Similarly, the EncoderDecoderModel
framework of Transformers can be used to leverage initialize Encoder-Decoder models from “bert-base-cased” or “roberta-base” for summarization.
One can initialize such a model with weights from pre-trained checkpoints via:
from transformers import EncoderDecoderModel
bert2bert = EncoderDecoderModel.from_encoder_decoder_pretrained("bert-base-uncased", "bert-base-uncased")
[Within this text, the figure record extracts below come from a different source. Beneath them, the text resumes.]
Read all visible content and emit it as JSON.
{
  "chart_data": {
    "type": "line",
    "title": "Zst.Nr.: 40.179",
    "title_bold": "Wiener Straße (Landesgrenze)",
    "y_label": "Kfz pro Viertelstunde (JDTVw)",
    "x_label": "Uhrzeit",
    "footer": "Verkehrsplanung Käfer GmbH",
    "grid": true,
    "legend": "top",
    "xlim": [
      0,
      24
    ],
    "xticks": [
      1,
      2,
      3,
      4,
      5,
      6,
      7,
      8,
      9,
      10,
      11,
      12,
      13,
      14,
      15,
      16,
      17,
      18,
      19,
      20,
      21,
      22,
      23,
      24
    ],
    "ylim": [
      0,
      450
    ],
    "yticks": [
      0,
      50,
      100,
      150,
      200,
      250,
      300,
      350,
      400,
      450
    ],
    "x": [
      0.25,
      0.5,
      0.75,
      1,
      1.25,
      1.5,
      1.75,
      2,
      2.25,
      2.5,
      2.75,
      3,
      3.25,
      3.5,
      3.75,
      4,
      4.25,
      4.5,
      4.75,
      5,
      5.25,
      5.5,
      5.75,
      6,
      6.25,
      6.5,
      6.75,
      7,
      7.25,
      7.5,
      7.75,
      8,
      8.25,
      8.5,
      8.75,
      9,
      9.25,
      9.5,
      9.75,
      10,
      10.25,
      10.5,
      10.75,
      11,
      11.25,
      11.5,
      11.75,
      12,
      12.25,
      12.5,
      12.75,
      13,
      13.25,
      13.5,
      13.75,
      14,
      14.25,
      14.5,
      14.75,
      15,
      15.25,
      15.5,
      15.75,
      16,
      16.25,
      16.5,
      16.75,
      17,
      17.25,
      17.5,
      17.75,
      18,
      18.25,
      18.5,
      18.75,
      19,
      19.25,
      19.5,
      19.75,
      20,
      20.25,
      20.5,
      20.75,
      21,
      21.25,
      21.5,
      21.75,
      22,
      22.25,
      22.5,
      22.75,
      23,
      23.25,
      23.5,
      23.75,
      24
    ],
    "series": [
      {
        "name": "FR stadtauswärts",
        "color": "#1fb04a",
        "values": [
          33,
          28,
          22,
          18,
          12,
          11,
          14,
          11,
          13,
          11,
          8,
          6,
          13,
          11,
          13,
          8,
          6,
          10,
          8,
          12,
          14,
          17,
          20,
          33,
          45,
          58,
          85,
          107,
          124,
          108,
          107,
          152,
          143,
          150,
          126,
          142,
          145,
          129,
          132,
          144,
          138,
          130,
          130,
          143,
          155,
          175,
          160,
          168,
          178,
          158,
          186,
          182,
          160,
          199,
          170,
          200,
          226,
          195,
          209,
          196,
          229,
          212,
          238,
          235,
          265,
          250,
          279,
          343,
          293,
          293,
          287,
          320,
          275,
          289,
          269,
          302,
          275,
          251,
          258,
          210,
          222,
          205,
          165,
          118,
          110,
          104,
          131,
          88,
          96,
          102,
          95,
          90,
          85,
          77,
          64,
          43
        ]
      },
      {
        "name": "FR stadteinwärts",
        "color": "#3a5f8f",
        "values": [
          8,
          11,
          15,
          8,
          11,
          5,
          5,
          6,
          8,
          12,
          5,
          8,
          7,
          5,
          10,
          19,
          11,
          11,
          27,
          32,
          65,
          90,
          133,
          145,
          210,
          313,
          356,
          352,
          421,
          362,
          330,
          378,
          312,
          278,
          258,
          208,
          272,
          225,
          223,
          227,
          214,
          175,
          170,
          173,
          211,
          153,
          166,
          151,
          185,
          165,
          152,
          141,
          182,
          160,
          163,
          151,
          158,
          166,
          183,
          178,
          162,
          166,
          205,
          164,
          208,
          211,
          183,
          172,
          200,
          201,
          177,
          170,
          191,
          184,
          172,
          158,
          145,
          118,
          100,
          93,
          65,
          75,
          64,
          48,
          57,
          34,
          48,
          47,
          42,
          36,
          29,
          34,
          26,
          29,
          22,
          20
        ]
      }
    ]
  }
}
A couple of models based on “bert-base-cased” or “roberta-base” have been trained this way for the CNN/Daily-Mail summarization task with the purpose of verifying that the EncoderDecoderModel
framework is functional.
Below the Rouge2 - fmeasure results on the test set of CNN/Daily-Mai:
Bert2GPT2: 15.19 https://huggingface.co/patrickvonplaten/bert2gpt2-cnn_dailymail-fp16
Bert2Bert: 16.1 - https://huggingface.co/patrickvonplaten/bert2bert-cnn_dailymail-fp16
Roberta2Roberta: 16.79: https://huggingface.co/patrickvonplaten/roberta2roberta-cnn_dailymail-fp16
Roberta2Roberta (shared): 16.59: https://huggingface.co/patrickvonplaten/roberta2roberta-share-cnn_dailymail-fp16
Note: The models below were trained without any hyper-parameter search and fp16 precision. For more detail, please refer to the respective model card.
UPDATE:
Better models using the Seq2Seq Trainer and code on the current master give the following results:
BERT2BERT on CNN/Dailymail: 18.22 - https://huggingface.co/patrickvonplaten/bert2bert_cnn_daily_mail
Roberta2Roberta (shared) on BBC/XSum: 16.89 - https://huggingface.co/patrickvonplaten/roberta_shared_bbc_xsum
Also two notebooks are attached to the model cards showing how Encoder-Decoder models can be trained using master.